Lean, Green Money Machine
Tatler Hong Kong|May 2022
Putting your money to good use and seeing returns—investing within an ESG framework has never been more popular, but careful planning is required to identify issues like greenwashing
Lauren James
Lean, Green Money Machine

Participating in a beach clean-up, going vegan and turning off lights when you leave a room all help the environment, but few things put your money where your mouth is like investing in sustainable businesses. ESG (environmental, social and governance) investing has become one of the dominant trends in finance in recent years, as it allows investors to align their ethics with financial gain—two concepts that can be antithetical.

However, ESG isn’t just about feeling virtuous when you go to sleep at night: as a set of criteria, it is one of the best routes to obtaining long-term rewards, as climate change becomes an ever more crucial consideration for businesses around the world.

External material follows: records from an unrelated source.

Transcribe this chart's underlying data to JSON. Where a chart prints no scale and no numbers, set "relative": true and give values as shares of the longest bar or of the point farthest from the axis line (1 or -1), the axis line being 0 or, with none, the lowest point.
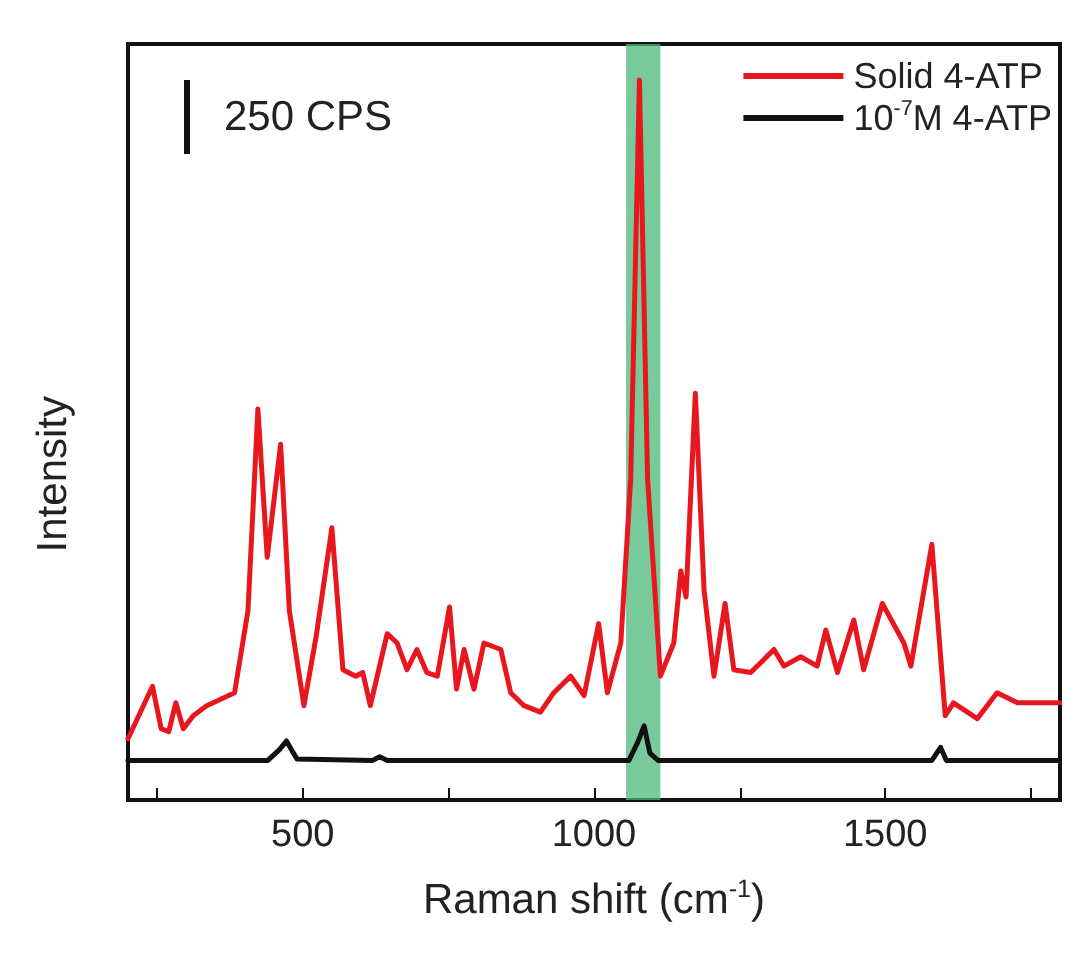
{
  "chart_data": {
    "type": "line",
    "relative": true,
    "xlabel": "Raman shift (cm$^{-1}$)",
    "ylabel": "Intensity",
    "annotations": [
      "250 CPS"
    ],
    "xlim": [
      200,
      1800
    ],
    "xticks": [
      {
        "value": 250,
        "label": null
      },
      500,
      {
        "value": 750,
        "label": null
      },
      1000,
      {
        "value": 1250,
        "label": null
      },
      1500,
      {
        "value": 1750,
        "label": null
      }
    ],
    "grid": false,
    "legend": "top right",
    "marker": "none",
    "line_style": "solid",
    "bands": [
      {
        "axis": "x",
        "from": 1055,
        "to": 1114,
        "color": "#4cb87a"
      }
    ],
    "series": [
      {
        "name": "Solid 4-ATP",
        "color": "#e8161d",
        "x": [
          200,
          242,
          257,
          270,
          282,
          295,
          312,
          335,
          383,
          406,
          423,
          439,
          462,
          477,
          502,
          523,
          550,
          569,
          591,
          603,
          616,
          645,
          662,
          679,
          696,
          713,
          731,
          752,
          764,
          777,
          794,
          811,
          840,
          857,
          880,
          908,
          931,
          960,
          983,
          1008,
          1023,
          1046,
          1063,
          1078,
          1092,
          1114,
          1137,
          1149,
          1158,
          1174,
          1189,
          1206,
          1225,
          1240,
          1269,
          1309,
          1326,
          1355,
          1383,
          1398,
          1418,
          1446,
          1463,
          1495,
          1532,
          1544,
          1580,
          1603,
          1617,
          1658,
          1692,
          1727,
          1772,
          1800
        ],
        "values": [
          0.085,
          0.158,
          0.099,
          0.095,
          0.135,
          0.099,
          0.117,
          0.131,
          0.149,
          0.263,
          0.543,
          0.337,
          0.494,
          0.263,
          0.131,
          0.227,
          0.378,
          0.181,
          0.172,
          0.177,
          0.131,
          0.231,
          0.218,
          0.181,
          0.209,
          0.177,
          0.172,
          0.268,
          0.154,
          0.209,
          0.154,
          0.218,
          0.209,
          0.149,
          0.131,
          0.122,
          0.149,
          0.172,
          0.145,
          0.245,
          0.149,
          0.218,
          0.446,
          1.0,
          0.446,
          0.172,
          0.218,
          0.318,
          0.282,
          0.565,
          0.291,
          0.172,
          0.273,
          0.181,
          0.177,
          0.209,
          0.186,
          0.199,
          0.186,
          0.236,
          0.177,
          0.25,
          0.181,
          0.273,
          0.218,
          0.186,
          0.355,
          0.117,
          0.135,
          0.113,
          0.149,
          0.135,
          0.135,
          0.135
        ]
      },
      {
        "name": "10$^{-7}$M 4-ATP",
        "color": "#111111",
        "x": [
          200,
          440,
          460,
          472,
          490,
          620,
          632,
          645,
          1060,
          1075,
          1086,
          1096,
          1110,
          1580,
          1595,
          1605,
          1800
        ],
        "values": [
          0.055,
          0.055,
          0.07,
          0.082,
          0.057,
          0.055,
          0.06,
          0.055,
          0.055,
          0.08,
          0.103,
          0.065,
          0.055,
          0.055,
          0.073,
          0.055,
          0.055
        ]
      }
    ]
  }
}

“ESG became even more important through the pandemic,” says Jenn-Hui Tan, global head of stewardship and sustainable investing at investment firm Fidelity International. “If you’re not considering ESG factors, on quite a basic level you’re failing to consider the risks, [which] can lead to missed opportunities.” From electric vehicles to alternative protein to decarbonisation, portfolios that integrate ESG considerations mitigate risk and place investors in a better position to capture upside—a rise in value.

Ethical strategies date back to the 1960s, when investors would exclude companies and industries that they didn’t agree with, though the term “ESG” was only coined in 2004. The sector has since grown exponentially. Sustainable investment in the major financial markets globally was worth US$35.3 trillion and represented 36 per cent of all professionally managed assets across North America, Australasia and Europe, marking a 15 per cent growth from 2018 to 2020, a report by the Global Sustainable Investment Alliance showed last year.